Previous studies have demonstrated the presence of myocardial depression in clinical and experimental septic shock. This response is mediated, in part, through circulating TNF-alpha-induced, nitric oxide-dependent, depression of basal myocyte contractility. Other mechanisms of early myocardial dysfunction involving decreased response to adrenergic stimulation may exist. This study evaluated the presence and nitric oxide dependence of impaired adrenergic response to TNF-alpha in in vitro cardiac myocytes. The contraction of electrically paced neonatal rat cardiac myocytes in tissue culture was quantified using a closed-loop video tracking system. TNF-alpha induced depression of baseline contractility over the first 20 min of cardiac myocyte exposure. This effect was blocked by N-methyl-arginine (NMA), a nitric oxide synthase inhibitor, in all studies.

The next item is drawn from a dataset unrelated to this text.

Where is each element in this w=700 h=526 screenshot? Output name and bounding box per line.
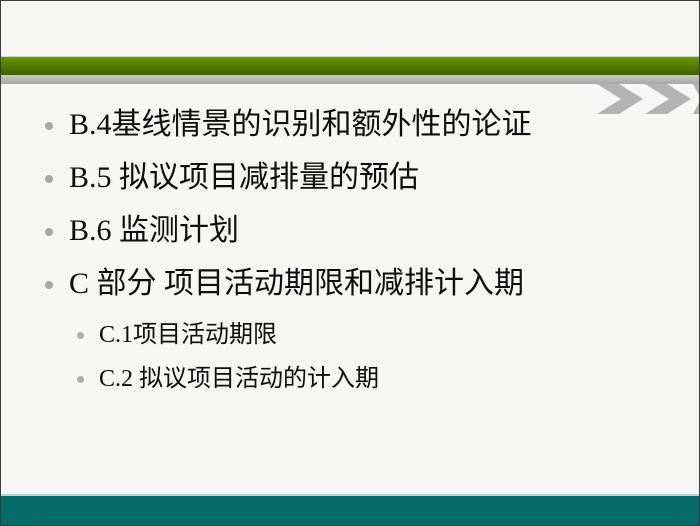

Contractile and cAMP response to increasing concentrations of isoproterenol was deficient in cardiac myocytes exposed to TNF-alpha regardless of the presence of NMA. In contrast, increasing concentrations of forskolin (a direct stimulant of adenylate cyclase) and dibutyryl cAMP (a metabolically active membrane-soluble analog of cAMP) completely reversed TNF-alpha-mediated depression, though only in the presence of NMA. Forskolin-stimulated cAMP generation remained intact regardless of NMA. Increasing concentrations of exogenous calcium chloride, unlike other inotropic agents, corrected TNF-alpha-mediated defects of contractility independent of the presence of NMA. These data suggest that TNF-alpha exposure is associated with a second nitric oxide-independent but calcium-dependent early depressant mechanism that is manifested by reduced contractile and cAMP response to beta-adrenergic stimulation.